European chestnut is a one of the largest species of chestnut trees with a trunk topping out around 7 feet in diameter and rising to about 95 feet high at maturity. It has a pyramidal-rounded to broad-columnar form, is a native of southern Europe, and is often found in nature in mountainous woods. The fruit of the European chestnut is edible, but it is not commercially grown in the United State due to its susceptibility to chestnut blight. The genus name comes from the Latin for the town of Castania in Thessaly where the trees reportedly grew in abundance. The species name comes from the Latin word sativa meaning sown or cultivated by humans (as opposed to wild).

Chestnuts have been cultivated from this tree for human consumption since ancient times. Today this species is grown throughout much of Europe, northern Africa and southwestern Asia. Growth is widespread in Great Britain where this tree was first introduced during the Roman occupation. Chestnut blight appears to be much less aggressive in the cool and wet summer conditions in many parts of Europe than it is in the eastern United States; thus, the vast majority of chestnuts consumed as food in the United States are imported from European chestnut cultivars/hybrids commercially grown in Europe (most from Italy).

European chestnut grows well in most soils (sandy, loamy, and clay) including nutritionally poor soil, but prefers well-drained, mildly acid and neutral soils. It prefers full sun, dry or moist soil and can tolerate drought and maritime exposure.

The Asturian peasant of the middle ages was familiar with some fifty-odd localized varieties of the Chestnut and have a rich vocabulary for describing their size, growth, nut production, and wood qualities.[1][2]

The Nut

The importance of the chestnut fruit itself in Asturias cannot be overstated. Historically, it provided the bulk of the nutrition during winter months to a vast swath of the Asturian peasantry. Indeed, before the potato arrived from the Americas, it was the winter foodstuff throughout Asturias.[3] The nuts were used in every conceivable way. They were, of course, roasted in the skin. It that case they were designated castañes amagüestos, and the modern celebration of Amagüestu is an echo of this older practice.

They were also cooked in soups, as in the Pote de Castañes that precedes the current Pote Asturiano - potato replacing chestnut in the second. More were dried (Called mayuques) and used throughout the cold months as one would dried beans now.[4]

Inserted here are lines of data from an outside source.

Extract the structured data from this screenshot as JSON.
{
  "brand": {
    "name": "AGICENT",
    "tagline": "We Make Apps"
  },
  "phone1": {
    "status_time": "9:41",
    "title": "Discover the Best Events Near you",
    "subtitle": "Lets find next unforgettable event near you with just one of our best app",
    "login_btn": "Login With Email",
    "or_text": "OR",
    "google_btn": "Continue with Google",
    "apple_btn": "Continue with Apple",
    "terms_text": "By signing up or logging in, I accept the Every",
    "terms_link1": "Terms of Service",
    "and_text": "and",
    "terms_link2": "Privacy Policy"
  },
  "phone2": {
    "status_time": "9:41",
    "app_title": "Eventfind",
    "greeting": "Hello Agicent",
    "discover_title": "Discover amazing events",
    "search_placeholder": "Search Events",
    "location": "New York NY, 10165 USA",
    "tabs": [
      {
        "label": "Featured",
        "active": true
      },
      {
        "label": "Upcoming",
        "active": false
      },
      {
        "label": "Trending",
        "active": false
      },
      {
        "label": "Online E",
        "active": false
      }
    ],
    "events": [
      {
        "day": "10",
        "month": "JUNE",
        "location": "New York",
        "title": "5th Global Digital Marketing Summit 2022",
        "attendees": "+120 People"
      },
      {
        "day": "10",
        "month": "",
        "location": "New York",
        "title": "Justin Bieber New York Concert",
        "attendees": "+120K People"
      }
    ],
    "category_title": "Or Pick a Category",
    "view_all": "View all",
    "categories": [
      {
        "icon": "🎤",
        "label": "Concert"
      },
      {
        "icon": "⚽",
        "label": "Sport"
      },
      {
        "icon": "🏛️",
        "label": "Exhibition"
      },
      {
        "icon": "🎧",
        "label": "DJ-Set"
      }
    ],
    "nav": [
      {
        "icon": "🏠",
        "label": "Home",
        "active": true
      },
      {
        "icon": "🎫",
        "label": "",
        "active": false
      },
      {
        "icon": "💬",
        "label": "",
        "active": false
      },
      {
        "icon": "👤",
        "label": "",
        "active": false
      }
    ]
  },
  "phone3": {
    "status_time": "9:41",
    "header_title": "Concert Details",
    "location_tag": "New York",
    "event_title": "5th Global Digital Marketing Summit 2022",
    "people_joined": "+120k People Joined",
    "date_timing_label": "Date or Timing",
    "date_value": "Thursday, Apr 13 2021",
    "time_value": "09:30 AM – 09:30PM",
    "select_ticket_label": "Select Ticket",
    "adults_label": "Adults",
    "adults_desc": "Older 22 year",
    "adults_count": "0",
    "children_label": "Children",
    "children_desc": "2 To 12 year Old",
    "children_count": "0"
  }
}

  1. Martínez, Jesús Neira. Diccionario de los bables de Asturias. Principado de Asturias, Instituto de Estudios Asturianos (I.D.E.A.), 1989. - See entries for castaña and óriciu, as well as individual cultivar names such as crespa, marniega, and others
  2. Arias, Xosé Lluis García. Diccionario general de la lengua asturiana: Castellano - asturiano. Editorial Prensa Asturiana, 2002.
  3. López, Pascual Pastor y. Memoria geoagrícola de Asturias. Auseva, 1989.
  4. Méndez Riestra, Eduardo. Diccionario de cocina y gastronomía de Asturias. pp 154. 1st ed., Trea, 2017.